MannKind Corporation recognized the problems with current mealtime insulins and has developed a technology for drug stabilization. That technology was able to stabilize insulin monomers and the development was successful, creating a powder formulation called Technosphere Insulin that could effectively and efficiently be administered by oral inhalation that ELIMINATED subcutaneous prandial injections. This very rapid-acting insulin called Afrezza enters the blood very quickly, peaking in about 12-15 minutes and is eliminated from the body in a couple of hours. This pharmacokinetic/dynamic profile mimics what happens with insulin released in a person without diabetes and the result is significantly less hypoglycemia. It is even difficult to envision how there could be any hypoglycemia generated from properly timed Afrezza dosing. Much of the reduced level of hypoglycemia during the clinical trials was probably caused by the basal insulin or sulfonylureas (in type 2).
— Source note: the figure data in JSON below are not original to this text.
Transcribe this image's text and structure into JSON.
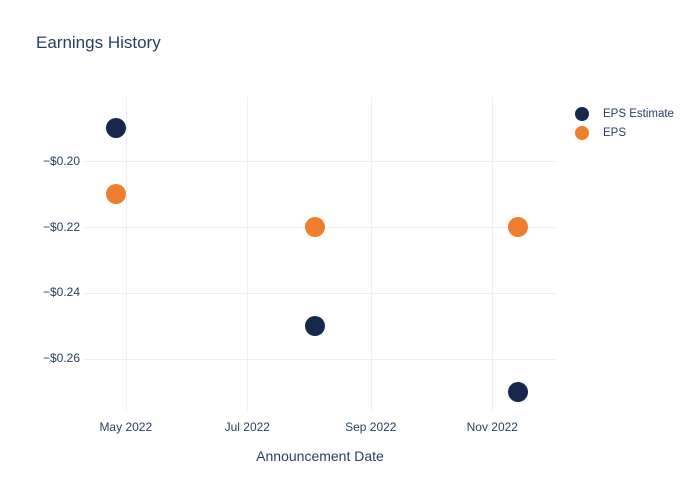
{
  "chart": {
    "title": "Earnings History",
    "x_axis_title": "Announcement Date"
  },
  "chart_data": {
    "type": "scatter",
    "title": "Earnings History",
    "xlabel": "Announcement Date",
    "ylabel": "",
    "x": [
      "2022-04-26",
      "2022-08-04",
      "2022-11-14"
    ],
    "series": [
      {
        "name": "EPS Estimate",
        "color": "#16294c",
        "values": [
          -0.19,
          -0.25,
          -0.27
        ]
      },
      {
        "name": "EPS",
        "color": "#ef7e2e",
        "values": [
          -0.21,
          -0.22,
          -0.22
        ]
      }
    ],
    "xlim": [
      "2022-04-10",
      "2022-12-03"
    ],
    "ylim": [
      -0.2758,
      -0.1806
    ],
    "x_ticks": [
      {
        "date": "2022-05-01",
        "label": "May 2022"
      },
      {
        "date": "2022-07-01",
        "label": "Jul 2022"
      },
      {
        "date": "2022-09-01",
        "label": "Sep 2022"
      },
      {
        "date": "2022-11-01",
        "label": "Nov 2022"
      }
    ],
    "y_ticks": [
      {
        "value": -0.2,
        "label": "−$0.20"
      },
      {
        "value": -0.22,
        "label": "−$0.22"
      },
      {
        "value": -0.24,
        "label": "−$0.24"
      },
      {
        "value": -0.26,
        "label": "−$0.26"
      }
    ],
    "grid": true,
    "legend_position": "top-right",
    "marker_size_px": 20,
    "colors": {
      "title_text": "#2a3f5f",
      "tick_text": "#2a3f5f",
      "gridline": "#ebf0f8",
      "background": "#ffffff"
    }
  }
}
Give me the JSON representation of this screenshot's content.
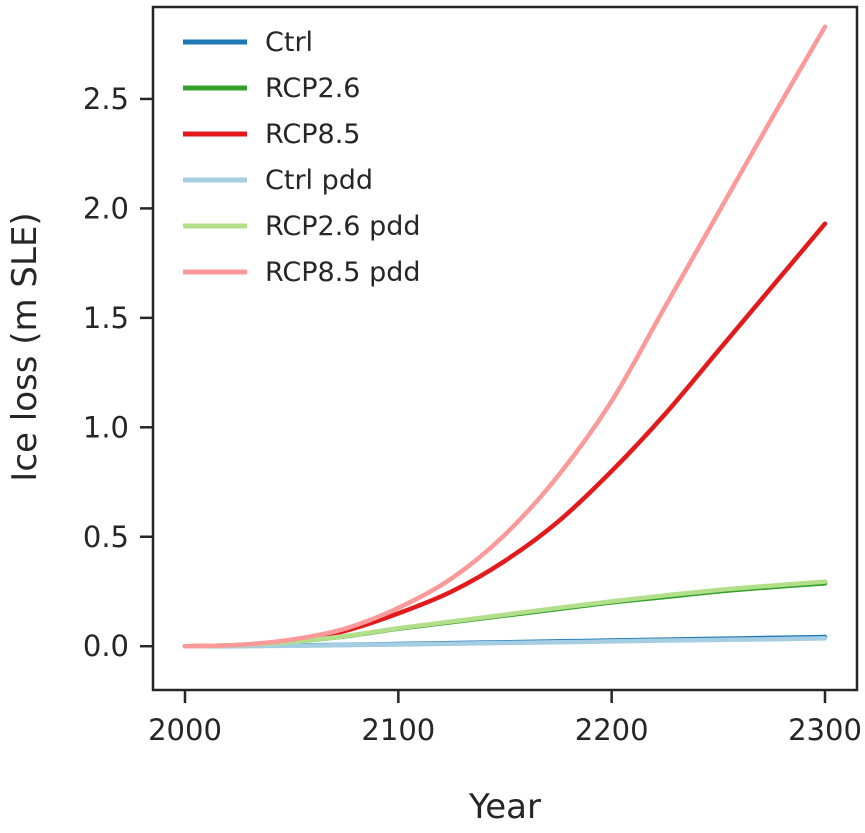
{
  "colors": {
    "text": "#262626",
    "spine": "#262626",
    "background": "#ffffff"
  },
  "chart_data": {
    "type": "line",
    "title": "",
    "xlabel": "Year",
    "ylabel": "Ice loss (m SLE)",
    "xlim": [
      1985,
      2315
    ],
    "ylim": [
      -0.2,
      2.92
    ],
    "xticks": [
      2000,
      2100,
      2200,
      2300
    ],
    "yticks": [
      0.0,
      0.5,
      1.0,
      1.5,
      2.0,
      2.5
    ],
    "grid": false,
    "legend_position": "upper left",
    "x": [
      2000,
      2025,
      2050,
      2075,
      2100,
      2125,
      2150,
      2175,
      2200,
      2225,
      2250,
      2275,
      2300
    ],
    "series": [
      {
        "name": "Ctrl",
        "color": "#1f78b4",
        "values": [
          0.0,
          0.001,
          0.003,
          0.006,
          0.01,
          0.014,
          0.018,
          0.022,
          0.026,
          0.03,
          0.034,
          0.038,
          0.042
        ]
      },
      {
        "name": "RCP2.6",
        "color": "#33a02c",
        "values": [
          0.0,
          0.005,
          0.02,
          0.045,
          0.08,
          0.11,
          0.14,
          0.17,
          0.2,
          0.225,
          0.25,
          0.27,
          0.287
        ]
      },
      {
        "name": "RCP8.5",
        "color": "#e31a1c",
        "values": [
          0.0,
          0.005,
          0.025,
          0.07,
          0.15,
          0.25,
          0.39,
          0.57,
          0.8,
          1.06,
          1.35,
          1.64,
          1.93
        ]
      },
      {
        "name": "Ctrl pdd",
        "color": "#a6cee3",
        "values": [
          0.0,
          0.001,
          0.002,
          0.005,
          0.008,
          0.011,
          0.015,
          0.018,
          0.022,
          0.026,
          0.029,
          0.032,
          0.036
        ]
      },
      {
        "name": "RCP2.6 pdd",
        "color": "#b2df8a",
        "values": [
          0.0,
          0.005,
          0.02,
          0.046,
          0.082,
          0.113,
          0.144,
          0.175,
          0.205,
          0.232,
          0.257,
          0.277,
          0.295
        ]
      },
      {
        "name": "RCP8.5 pdd",
        "color": "#fb9a99",
        "values": [
          0.0,
          0.006,
          0.03,
          0.08,
          0.175,
          0.31,
          0.51,
          0.78,
          1.12,
          1.55,
          1.98,
          2.41,
          2.83
        ]
      }
    ]
  }
}
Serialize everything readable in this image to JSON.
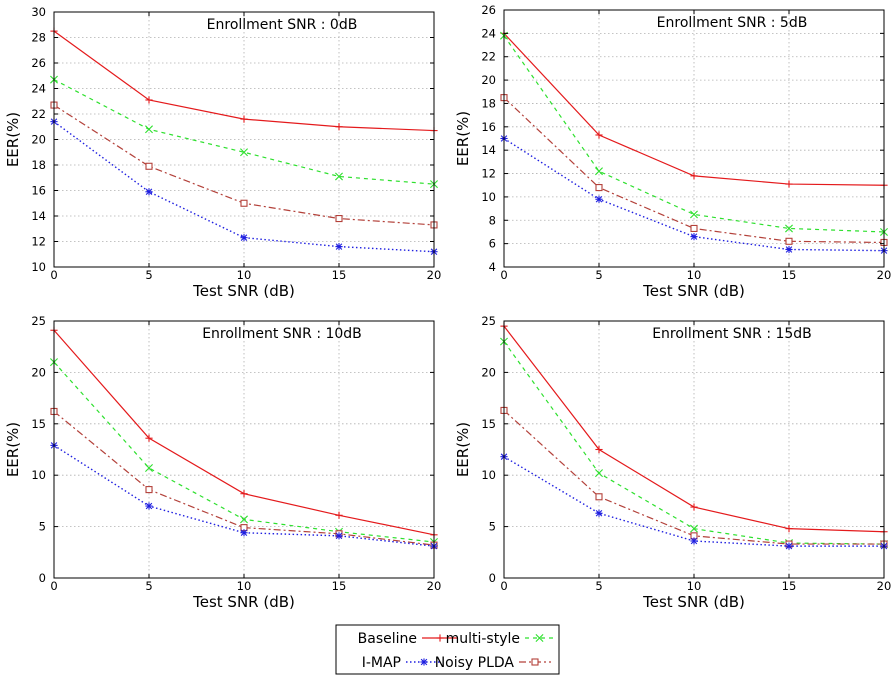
{
  "colors": {
    "baseline": "#e41a1c",
    "multi_style": "#2ee02e",
    "imap": "#1f1fe0",
    "noisy_plda": "#b3413a",
    "grid": "#b0b0b0"
  },
  "legend": {
    "placement": "bottom-center",
    "entries": [
      {
        "key": "baseline",
        "label": "Baseline"
      },
      {
        "key": "multi_style",
        "label": "multi-style"
      },
      {
        "key": "imap",
        "label": "I-MAP"
      },
      {
        "key": "noisy_plda",
        "label": "Noisy PLDA"
      }
    ]
  },
  "chart_data": [
    {
      "type": "line",
      "annotation": "Enrollment SNR : 0dB",
      "xlabel": "Test SNR (dB)",
      "ylabel": "EER(%)",
      "x": [
        0,
        5,
        10,
        15,
        20
      ],
      "xticks": [
        0,
        5,
        10,
        15,
        20
      ],
      "xlim": [
        0,
        20
      ],
      "ylim": [
        10,
        30
      ],
      "yticks": [
        10,
        12,
        14,
        16,
        18,
        20,
        22,
        24,
        26,
        28,
        30
      ],
      "grid": true,
      "series": [
        {
          "key": "baseline",
          "name": "Baseline",
          "values": [
            28.5,
            23.1,
            21.6,
            21.0,
            20.7
          ]
        },
        {
          "key": "multi_style",
          "name": "multi-style",
          "values": [
            24.7,
            20.8,
            19.0,
            17.1,
            16.5
          ]
        },
        {
          "key": "noisy_plda",
          "name": "Noisy PLDA",
          "values": [
            22.7,
            17.9,
            15.0,
            13.8,
            13.3
          ]
        },
        {
          "key": "imap",
          "name": "I-MAP",
          "values": [
            21.4,
            15.9,
            12.3,
            11.6,
            11.2
          ]
        }
      ]
    },
    {
      "type": "line",
      "annotation": "Enrollment SNR : 5dB",
      "xlabel": "Test SNR (dB)",
      "ylabel": "EER(%)",
      "x": [
        0,
        5,
        10,
        15,
        20
      ],
      "xticks": [
        0,
        5,
        10,
        15,
        20
      ],
      "xlim": [
        0,
        20
      ],
      "ylim": [
        4,
        26
      ],
      "yticks": [
        4,
        6,
        8,
        10,
        12,
        14,
        16,
        18,
        20,
        22,
        24,
        26
      ],
      "grid": true,
      "series": [
        {
          "key": "baseline",
          "name": "Baseline",
          "values": [
            24.0,
            15.3,
            11.8,
            11.1,
            11.0
          ]
        },
        {
          "key": "multi_style",
          "name": "multi-style",
          "values": [
            23.8,
            12.2,
            8.5,
            7.3,
            7.0
          ]
        },
        {
          "key": "noisy_plda",
          "name": "Noisy PLDA",
          "values": [
            18.5,
            10.8,
            7.3,
            6.2,
            6.1
          ]
        },
        {
          "key": "imap",
          "name": "I-MAP",
          "values": [
            15.0,
            9.8,
            6.6,
            5.5,
            5.4
          ]
        }
      ]
    },
    {
      "type": "line",
      "annotation": "Enrollment SNR : 10dB",
      "xlabel": "Test SNR (dB)",
      "ylabel": "EER(%)",
      "x": [
        0,
        5,
        10,
        15,
        20
      ],
      "xticks": [
        0,
        5,
        10,
        15,
        20
      ],
      "xlim": [
        0,
        20
      ],
      "ylim": [
        0,
        25
      ],
      "yticks": [
        0,
        5,
        10,
        15,
        20,
        25
      ],
      "grid": true,
      "series": [
        {
          "key": "baseline",
          "name": "Baseline",
          "values": [
            24.1,
            13.6,
            8.2,
            6.1,
            4.2
          ]
        },
        {
          "key": "multi_style",
          "name": "multi-style",
          "values": [
            21.0,
            10.7,
            5.7,
            4.5,
            3.5
          ]
        },
        {
          "key": "noisy_plda",
          "name": "Noisy PLDA",
          "values": [
            16.2,
            8.6,
            4.9,
            4.3,
            3.2
          ]
        },
        {
          "key": "imap",
          "name": "I-MAP",
          "values": [
            12.9,
            7.0,
            4.4,
            4.1,
            3.1
          ]
        }
      ]
    },
    {
      "type": "line",
      "annotation": "Enrollment SNR : 15dB",
      "xlabel": "Test SNR (dB)",
      "ylabel": "EER(%)",
      "x": [
        0,
        5,
        10,
        15,
        20
      ],
      "xticks": [
        0,
        5,
        10,
        15,
        20
      ],
      "xlim": [
        0,
        20
      ],
      "ylim": [
        0,
        25
      ],
      "yticks": [
        0,
        5,
        10,
        15,
        20,
        25
      ],
      "grid": true,
      "series": [
        {
          "key": "baseline",
          "name": "Baseline",
          "values": [
            24.5,
            12.5,
            6.9,
            4.8,
            4.5
          ]
        },
        {
          "key": "multi_style",
          "name": "multi-style",
          "values": [
            23.0,
            10.2,
            4.8,
            3.4,
            3.3
          ]
        },
        {
          "key": "noisy_plda",
          "name": "Noisy PLDA",
          "values": [
            16.3,
            7.9,
            4.1,
            3.3,
            3.3
          ]
        },
        {
          "key": "imap",
          "name": "I-MAP",
          "values": [
            11.8,
            6.3,
            3.6,
            3.1,
            3.1
          ]
        }
      ]
    }
  ]
}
The Figure below shows the comparison between Afrezza and Bi-phasic Endogenous Insulin:
Although the dynamic response of Afrezza in the blood compares incredibly well to the total insulin response of a healthy person to an average short term meal, that is very different from the response of current prandial insulin products. The dynamic effects of the very-rapid-acting insulin and of the current prandial insulins are shown in the following Figure:
Current prandial insulins start far too slowly and last far too long. In my opinion, when one evaluates the pathophysiology of both type 1 and type 2 diabetes the pharmacokinetic/dynamic profile of Afrezza, an insulin that has now been approved by the FDA, it is seen that it creates an ideal profile to prevent the spikes in blood glucose levels after meals for both type 1 and type 2 patients. In type 2 patients, the first insulin problem is the loss of the first phase insulin release, so inhaling Afrezza should be a great treatment to overcome that physiologic defect in early type 2. For those with more advanced type 2, taking a basal insulin like Lantus or Levemir, adding Afrezza would greatly improve after meal elevations. For type 1 patients, a once daily shot of a basal insulin with inhalation of Afrezza for meals would much more likely simulate the normal physiologic release of insulin. Insulin pump patients could use Afrezza with each meal and take 1 shot of a basal insulin and greatly reduce the cost of treatment plus supplies. Afrezza does not cause a SHARPS problem and that is another major advantage. It could also be used for the many diabetes patients who have gastroparesis and those of us who have taken insulin over many years and have developed much scarring and thus unpredictable absorption of insulin. Also, Afrezza could be used by patients for correction doses when blood glucose levels are elevated. It is an especially good insulin for the many patients worldwide who detest insulin injections.”